Обернувшись на источник раздражения, я увидела голову Валеры Гурьева, репортера «Криминальной хроники», выглядывающую из-за двери. Неудачная попытка музицирования, очевидно, принадлежала именно ей, в смысле голове, поскольку других звуковоспроизводящих объектов в обозримом пространстве не наблюдалось.

– Чего это вы тут делаете спустя полчаса опосля конца рабочего дня? – спросила голова, подтягивая за собой субтильное, верткое тулово. – ГТРКарственный переворот замышляете? Дайте поучаствовать.

– Не-а, – ответила я. – Паша себе виртуальную подружку подыскивает.

– Совсем обленился, – прокомментировал Гурьев, занес-таки себя в кабинет и уселся на краешек моего стола. – А я еще его к себе взять хотел.

– Сказал, не буду «Женского счастья» разрушать, значит, не буду. Я человек слова, – не отрываясь от монитора, отрезал Павел, который в свое время решительно отказался от предложения Гурьева перейти к нему в криминалку, за что Павлику нашему глубокое мерси, поскольку оператор он просто от бога.

– Лучше бы ты был человеком дела, – сердито проворчала я. Таланты, знаете ли, талантами, а баловать этого лентяя тоже не стоит, а то он, чего доброго, заставит меня за ним камеру носить.

– Женское счастье – муж в командировке, хомячок и дети у свекро-овки, – пропел Валера, отчего мой слух, избалованный ариями Неморино и Радамеса в исполнении Хосе Каррераса – ну люблю я классику, а от эстрады нашей любого нормального человека с души воротит, и нечего обвинять меня в снобизме! – едва не спровоцировал организм на антигуманный поступок в отношении этого постсредневекового миннезингера.

– Чего это тебя сегодня на концерты пробивает? – морщась, спросила я. – Да еще и поешь гнусности всякие. Это, что ли, намек?

– Это, что ли, шутка, – устало вздохнув, ответил Валера. – Обиду другу нанести и в мыслях не было. Прости!

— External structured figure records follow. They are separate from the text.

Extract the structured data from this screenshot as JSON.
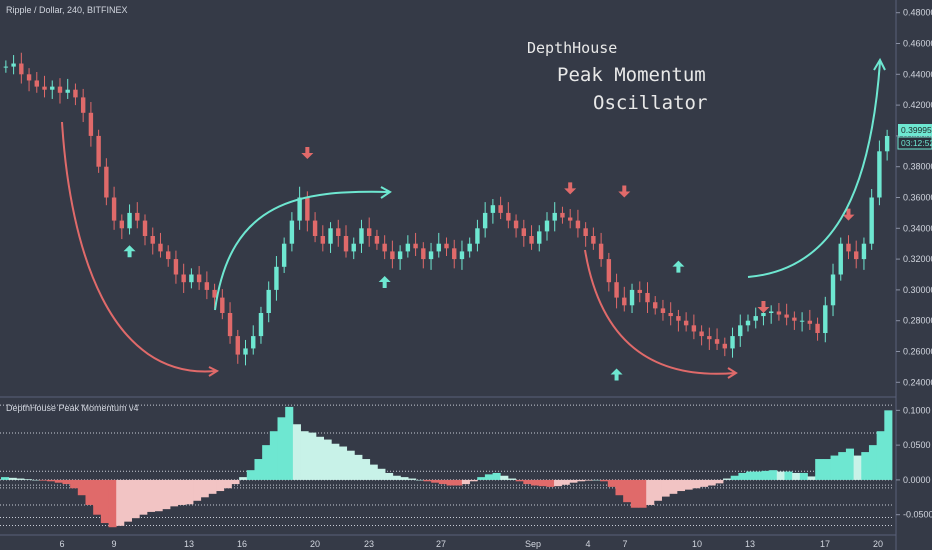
{
  "header": {
    "symbol_line": "Ripple / Dollar, 240, BITFINEX"
  },
  "overlay": {
    "line1": "DepthHouse",
    "line2": "Peak Momentum",
    "line3": "Oscillator"
  },
  "indicator": {
    "title": "DepthHouse Peak Momentum v4"
  },
  "price_badge": {
    "value": "0.39995",
    "countdown": "03:12:52"
  },
  "colors": {
    "background": "#353a47",
    "bull": "#6ee7d1",
    "bear": "#e06a6a",
    "bull_light": "#c8f2e8",
    "bear_light": "#f2c4c4",
    "dark_bull": "#4f8f83",
    "dark_bear": "#8a4f55"
  },
  "chart_data": [
    {
      "type": "candlestick",
      "title": "Ripple / Dollar, 240, BITFINEX",
      "x_ticks": [
        "6",
        "9",
        "13",
        "16",
        "20",
        "23",
        "27",
        "Sep",
        "4",
        "7",
        "10",
        "13",
        "17",
        "20"
      ],
      "y_ticks": [
        "0.48000",
        "0.46000",
        "0.44000",
        "0.42000",
        "0.40000",
        "0.38000",
        "0.36000",
        "0.34000",
        "0.32000",
        "0.30000",
        "0.28000",
        "0.26000",
        "0.24000"
      ],
      "ylim": [
        0.235,
        0.485
      ],
      "last_price": 0.39995,
      "close_path": [
        0.445,
        0.447,
        0.44,
        0.436,
        0.432,
        0.43,
        0.432,
        0.428,
        0.43,
        0.425,
        0.415,
        0.4,
        0.38,
        0.36,
        0.345,
        0.34,
        0.35,
        0.345,
        0.335,
        0.33,
        0.325,
        0.32,
        0.31,
        0.305,
        0.31,
        0.305,
        0.3,
        0.295,
        0.285,
        0.27,
        0.258,
        0.262,
        0.27,
        0.285,
        0.3,
        0.315,
        0.33,
        0.345,
        0.36,
        0.345,
        0.335,
        0.33,
        0.34,
        0.335,
        0.325,
        0.33,
        0.34,
        0.335,
        0.33,
        0.325,
        0.32,
        0.325,
        0.33,
        0.327,
        0.32,
        0.325,
        0.33,
        0.327,
        0.32,
        0.325,
        0.33,
        0.34,
        0.35,
        0.355,
        0.35,
        0.345,
        0.34,
        0.335,
        0.33,
        0.338,
        0.345,
        0.35,
        0.347,
        0.345,
        0.34,
        0.335,
        0.33,
        0.32,
        0.305,
        0.295,
        0.29,
        0.3,
        0.298,
        0.292,
        0.288,
        0.285,
        0.283,
        0.28,
        0.277,
        0.273,
        0.27,
        0.268,
        0.265,
        0.262,
        0.27,
        0.277,
        0.28,
        0.283,
        0.285,
        0.286,
        0.284,
        0.282,
        0.28,
        0.28,
        0.278,
        0.272,
        0.29,
        0.31,
        0.33,
        0.325,
        0.32,
        0.33,
        0.36,
        0.39,
        0.39995
      ],
      "up_arrows": [
        [
          16,
          0.329
        ],
        [
          49,
          0.309
        ],
        [
          79,
          0.249
        ],
        [
          87,
          0.319
        ]
      ],
      "down_arrows": [
        [
          39,
          0.385
        ],
        [
          73,
          0.362
        ],
        [
          80,
          0.36
        ],
        [
          98,
          0.285
        ],
        [
          109,
          0.345
        ]
      ]
    },
    {
      "type": "histogram",
      "title": "DepthHouse Peak Momentum v4",
      "y_ticks": [
        "0.1000",
        "0.0500",
        "0.0000",
        "-0.0500"
      ],
      "ylim": [
        -0.072,
        0.112
      ],
      "reference_lines": [
        0.1075,
        0.0675,
        0.0125,
        -0.0075,
        -0.0115,
        -0.036,
        -0.054,
        -0.0655
      ],
      "values": [
        0.004,
        0.003,
        0.002,
        0.001,
        0.0,
        -0.001,
        -0.002,
        -0.004,
        -0.006,
        -0.012,
        -0.022,
        -0.036,
        -0.05,
        -0.062,
        -0.068,
        -0.066,
        -0.06,
        -0.055,
        -0.05,
        -0.046,
        -0.045,
        -0.042,
        -0.038,
        -0.036,
        -0.035,
        -0.03,
        -0.025,
        -0.02,
        -0.016,
        -0.012,
        -0.006,
        0.004,
        0.014,
        0.03,
        0.05,
        0.07,
        0.09,
        0.105,
        0.08,
        0.07,
        0.068,
        0.062,
        0.058,
        0.052,
        0.048,
        0.042,
        0.036,
        0.03,
        0.022,
        0.016,
        0.01,
        0.006,
        0.004,
        0.002,
        0.0,
        -0.002,
        -0.004,
        -0.006,
        -0.008,
        -0.008,
        -0.006,
        -0.002,
        0.004,
        0.008,
        0.01,
        0.006,
        0.002,
        -0.002,
        -0.006,
        -0.008,
        -0.009,
        -0.01,
        -0.009,
        -0.007,
        -0.004,
        -0.002,
        -0.001,
        0.0,
        -0.002,
        -0.01,
        -0.022,
        -0.032,
        -0.04,
        -0.04,
        -0.036,
        -0.03,
        -0.024,
        -0.02,
        -0.016,
        -0.014,
        -0.012,
        -0.01,
        -0.008,
        -0.005,
        0.002,
        0.006,
        0.01,
        0.012,
        0.012,
        0.013,
        0.014,
        0.012,
        0.012,
        0.01,
        0.01,
        0.005,
        0.03,
        0.03,
        0.035,
        0.04,
        0.045,
        0.035,
        0.04,
        0.05,
        0.07,
        0.1
      ]
    }
  ]
}
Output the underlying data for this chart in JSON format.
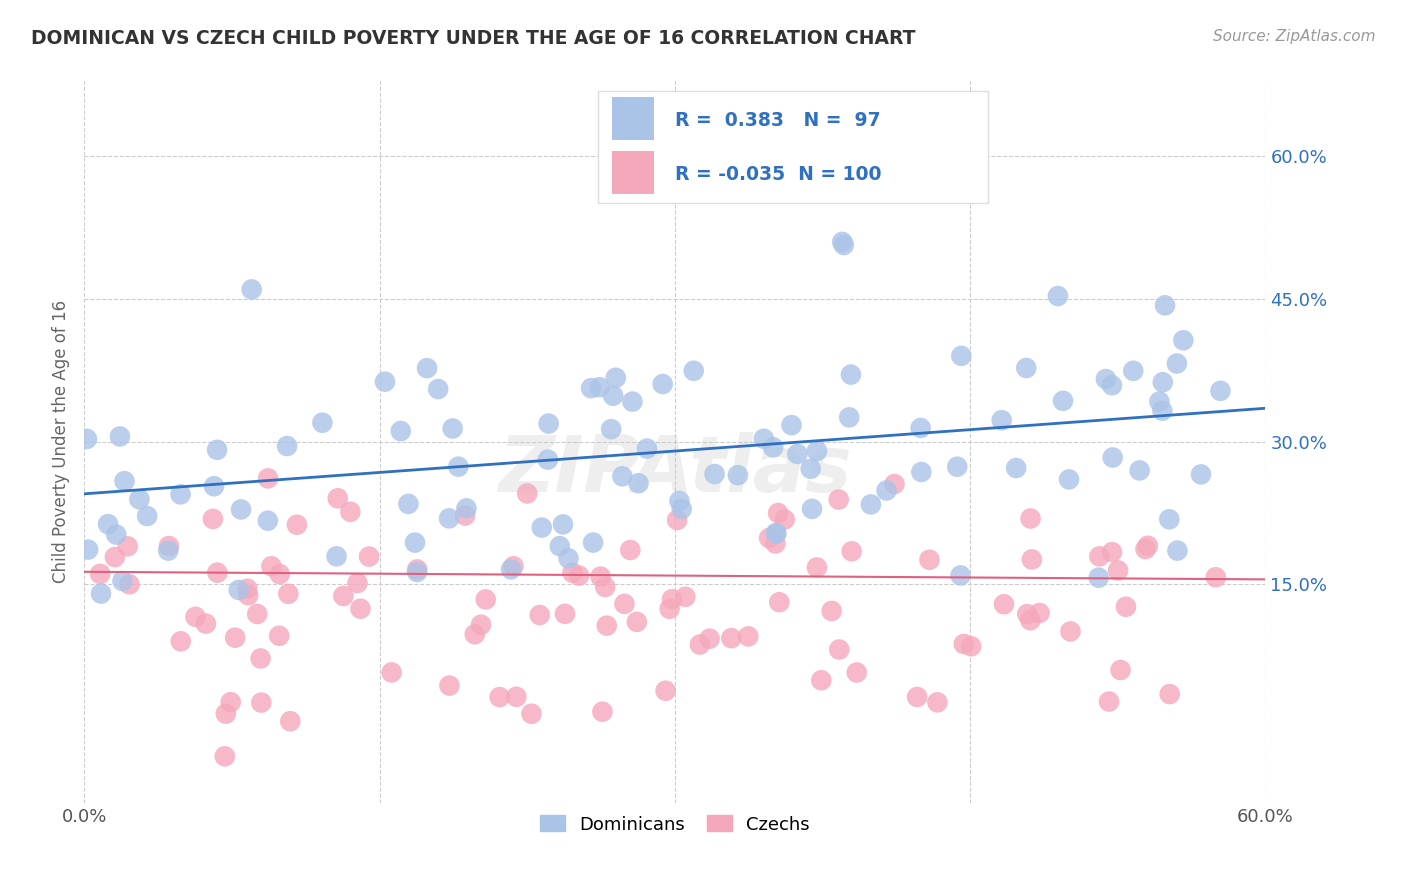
{
  "title": "DOMINICAN VS CZECH CHILD POVERTY UNDER THE AGE OF 16 CORRELATION CHART",
  "source": "Source: ZipAtlas.com",
  "ylabel": "Child Poverty Under the Age of 16",
  "ytick_labels": [
    "15.0%",
    "30.0%",
    "45.0%",
    "60.0%"
  ],
  "ytick_vals": [
    0.15,
    0.3,
    0.45,
    0.6
  ],
  "xlim": [
    0.0,
    0.6
  ],
  "ylim": [
    -0.08,
    0.68
  ],
  "blue_R": 0.383,
  "blue_N": 97,
  "pink_R": -0.035,
  "pink_N": 100,
  "blue_color": "#aac4e8",
  "pink_color": "#f5a8bc",
  "blue_line_color": "#3070c0",
  "pink_line_color": "#e06080",
  "legend_blue_label": "Dominicans",
  "legend_pink_label": "Czechs",
  "watermark": "ZIPAtlas",
  "background_color": "#ffffff",
  "grid_color": "#cccccc",
  "title_color": "#333333",
  "source_color": "#999999",
  "blue_trend_y0": 0.245,
  "blue_trend_y1": 0.335,
  "pink_trend_y0": 0.163,
  "pink_trend_y1": 0.155
}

– Теперь стихами заговорил. Ты часом не влюбился, женоненавистник со стажем?

– Типун тебе на язык! – ответил Валера, пробывший в счастливом браке всего два месяца, и то в глубокой юности. – Денек веселый выдался, Ириша. У нас в Смирновском ущелье покойничка потешного нашли.

– Покойничка? Потешного? Мрачная у тебя душевная жизнь, Валера.

– Работа такая. А труп и в самом деле занятный. У парня на правой руке из пяти пальцев только большой.

– А остальные погулять вышли? – фыркнул Паша.

– Если бы! Остальные старательно отрублены. По самое не хочу. Причем, что интересно – все пальцы аккуратно перебинтованы, а раны тщательно обработаны. Свежие, кстати, раны. В смысле покойный получил их незадолго до смерти.

– И умер он от чрезмерной заботы, – с пафосом добавил Паша.

– А умер он, как ни странно, от анафилактического шока.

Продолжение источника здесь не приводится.